Striking a Balance between Innovation and Protection
Recognizing the global significance of cryptocurrencies, Aquino emphasized that the SEC is not seeking to impose a complete ban. Instead, according to an ABS-CBN report, the objective is to strike a balance between fostering innovation and safeguarding the public's best interests.
Acknowledging the use of cryptocurrencies by Filipinos, Aquino reiterated the SEC's mandate to shield individuals from potential risks. The guidelines are set to provide the public with better protection as the use of virtual currency becomes increasingly prevalent in the Philippines.

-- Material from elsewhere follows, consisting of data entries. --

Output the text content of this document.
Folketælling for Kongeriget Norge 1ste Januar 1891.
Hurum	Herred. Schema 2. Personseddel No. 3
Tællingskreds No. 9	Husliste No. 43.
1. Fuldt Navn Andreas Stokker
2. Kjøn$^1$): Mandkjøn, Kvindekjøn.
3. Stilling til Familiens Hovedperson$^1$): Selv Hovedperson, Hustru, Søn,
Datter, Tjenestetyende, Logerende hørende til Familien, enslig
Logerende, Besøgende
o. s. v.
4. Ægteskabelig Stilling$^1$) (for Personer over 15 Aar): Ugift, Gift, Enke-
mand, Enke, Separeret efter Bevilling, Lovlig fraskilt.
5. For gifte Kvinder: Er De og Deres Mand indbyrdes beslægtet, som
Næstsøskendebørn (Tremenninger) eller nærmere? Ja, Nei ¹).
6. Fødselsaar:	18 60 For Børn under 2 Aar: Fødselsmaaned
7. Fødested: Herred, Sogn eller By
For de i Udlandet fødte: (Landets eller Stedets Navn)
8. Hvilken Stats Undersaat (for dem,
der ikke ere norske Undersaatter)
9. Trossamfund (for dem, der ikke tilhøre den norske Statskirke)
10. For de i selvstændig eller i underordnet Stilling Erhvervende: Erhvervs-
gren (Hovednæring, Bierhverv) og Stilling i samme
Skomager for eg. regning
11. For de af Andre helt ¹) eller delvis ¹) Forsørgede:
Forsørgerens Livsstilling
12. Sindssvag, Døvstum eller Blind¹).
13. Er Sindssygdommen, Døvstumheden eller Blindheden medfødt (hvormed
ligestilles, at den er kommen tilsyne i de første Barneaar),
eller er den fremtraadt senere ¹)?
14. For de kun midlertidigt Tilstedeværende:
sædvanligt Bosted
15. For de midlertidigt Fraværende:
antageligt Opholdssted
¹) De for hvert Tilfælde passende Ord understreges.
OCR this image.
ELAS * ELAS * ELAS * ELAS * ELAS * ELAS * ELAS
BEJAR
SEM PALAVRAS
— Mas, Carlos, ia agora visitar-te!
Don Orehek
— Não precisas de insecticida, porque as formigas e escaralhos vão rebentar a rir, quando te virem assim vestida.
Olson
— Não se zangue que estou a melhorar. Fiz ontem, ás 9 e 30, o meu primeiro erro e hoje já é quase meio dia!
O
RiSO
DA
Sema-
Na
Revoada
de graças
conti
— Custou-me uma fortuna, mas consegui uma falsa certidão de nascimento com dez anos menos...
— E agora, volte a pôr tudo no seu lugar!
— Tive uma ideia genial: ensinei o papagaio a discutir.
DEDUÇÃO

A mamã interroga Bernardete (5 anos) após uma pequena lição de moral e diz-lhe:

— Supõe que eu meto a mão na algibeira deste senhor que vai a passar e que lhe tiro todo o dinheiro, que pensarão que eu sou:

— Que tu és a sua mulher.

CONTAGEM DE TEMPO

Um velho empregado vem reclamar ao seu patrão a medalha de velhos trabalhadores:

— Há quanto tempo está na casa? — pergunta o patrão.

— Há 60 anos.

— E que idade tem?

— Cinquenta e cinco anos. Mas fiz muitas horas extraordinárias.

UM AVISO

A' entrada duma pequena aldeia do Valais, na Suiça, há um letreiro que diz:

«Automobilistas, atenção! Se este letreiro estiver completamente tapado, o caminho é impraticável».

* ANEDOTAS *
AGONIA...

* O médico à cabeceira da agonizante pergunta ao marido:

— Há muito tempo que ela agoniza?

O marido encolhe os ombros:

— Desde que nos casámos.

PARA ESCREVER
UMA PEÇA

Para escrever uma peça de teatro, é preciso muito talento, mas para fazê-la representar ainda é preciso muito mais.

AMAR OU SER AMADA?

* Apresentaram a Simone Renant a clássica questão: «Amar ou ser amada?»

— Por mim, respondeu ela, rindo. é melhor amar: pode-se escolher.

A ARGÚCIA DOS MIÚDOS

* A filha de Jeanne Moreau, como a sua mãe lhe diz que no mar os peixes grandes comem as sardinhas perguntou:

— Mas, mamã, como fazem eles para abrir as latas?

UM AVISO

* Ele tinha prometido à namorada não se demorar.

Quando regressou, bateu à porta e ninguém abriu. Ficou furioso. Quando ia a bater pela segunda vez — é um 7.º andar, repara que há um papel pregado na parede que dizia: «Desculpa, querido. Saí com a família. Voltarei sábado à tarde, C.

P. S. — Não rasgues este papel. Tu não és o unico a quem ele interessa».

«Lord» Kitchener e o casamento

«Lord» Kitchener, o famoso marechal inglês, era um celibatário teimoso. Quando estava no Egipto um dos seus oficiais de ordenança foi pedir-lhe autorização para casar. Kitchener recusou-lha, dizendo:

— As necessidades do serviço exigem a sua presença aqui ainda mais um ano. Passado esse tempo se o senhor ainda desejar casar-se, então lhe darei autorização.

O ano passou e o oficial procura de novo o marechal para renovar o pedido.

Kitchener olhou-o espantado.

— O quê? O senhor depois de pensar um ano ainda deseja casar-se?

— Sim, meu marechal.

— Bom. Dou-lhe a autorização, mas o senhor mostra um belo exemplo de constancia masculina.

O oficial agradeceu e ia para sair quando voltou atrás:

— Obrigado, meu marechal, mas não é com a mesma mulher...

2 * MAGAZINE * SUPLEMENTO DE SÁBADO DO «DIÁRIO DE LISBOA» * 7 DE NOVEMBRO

Last year, the Senate Committee on Banks, Financial Institutions, and Currencies, in conjunction with the Bangko Sentral ng Pilipinas (BSP), Security Exchange Commission (SEC), and the Cagayan Economic Zone Authority (CEZA), engaged in discussions with private entities such as Binance and the FinTech Alliance Philippines.
The aim was to explore initiatives for formulating policies and guidelines that support the fintech and digital assets sectors, reports the Inquirer.
Central to these discussions was the need to harness innovation while ensuring consumer protection through appropriate safeguards. The Philippines could follow India's Ministry of Home Affairs' lead in initiating the Cryptocurrency Intelligence and Analysis Tool (CIAT) project to mitigate cryptocurrency-related crimes by offering advanced monitoring, data collection, and alert mechanisms to strengthen law enforcement actions, as reported by EconoTimes.
Risks Posed by Unregistered Cryptocurrency Exchanges
While efforts to regulate cryptocurrency trading are underway, the SEC advised the public to exercise caution. In a previous advisory, the SEC warned of unregistered cryptocurrency exchanges targeting Filipinos through online advertisements.
These platforms often offer high-risk and potentially fraudulent products and schemes. Given the extensive risks associated with dealing with unlicensed entities, the public is advised to remain vigilant.
Future Prospects and Timelines
Despite not providing an exact timeline for releasing the guidelines, Aquino suggested they may be unveiled as early as next year. Meanwhile, local financial firms are actively testing cryptocurrency trading functionalities on their respective platforms, showcasing the growing interest in this emerging market segment.
By establishing a robust framework, the SEC aims to protect individuals while embracing the innovative potential of virtual currency within the Philippines.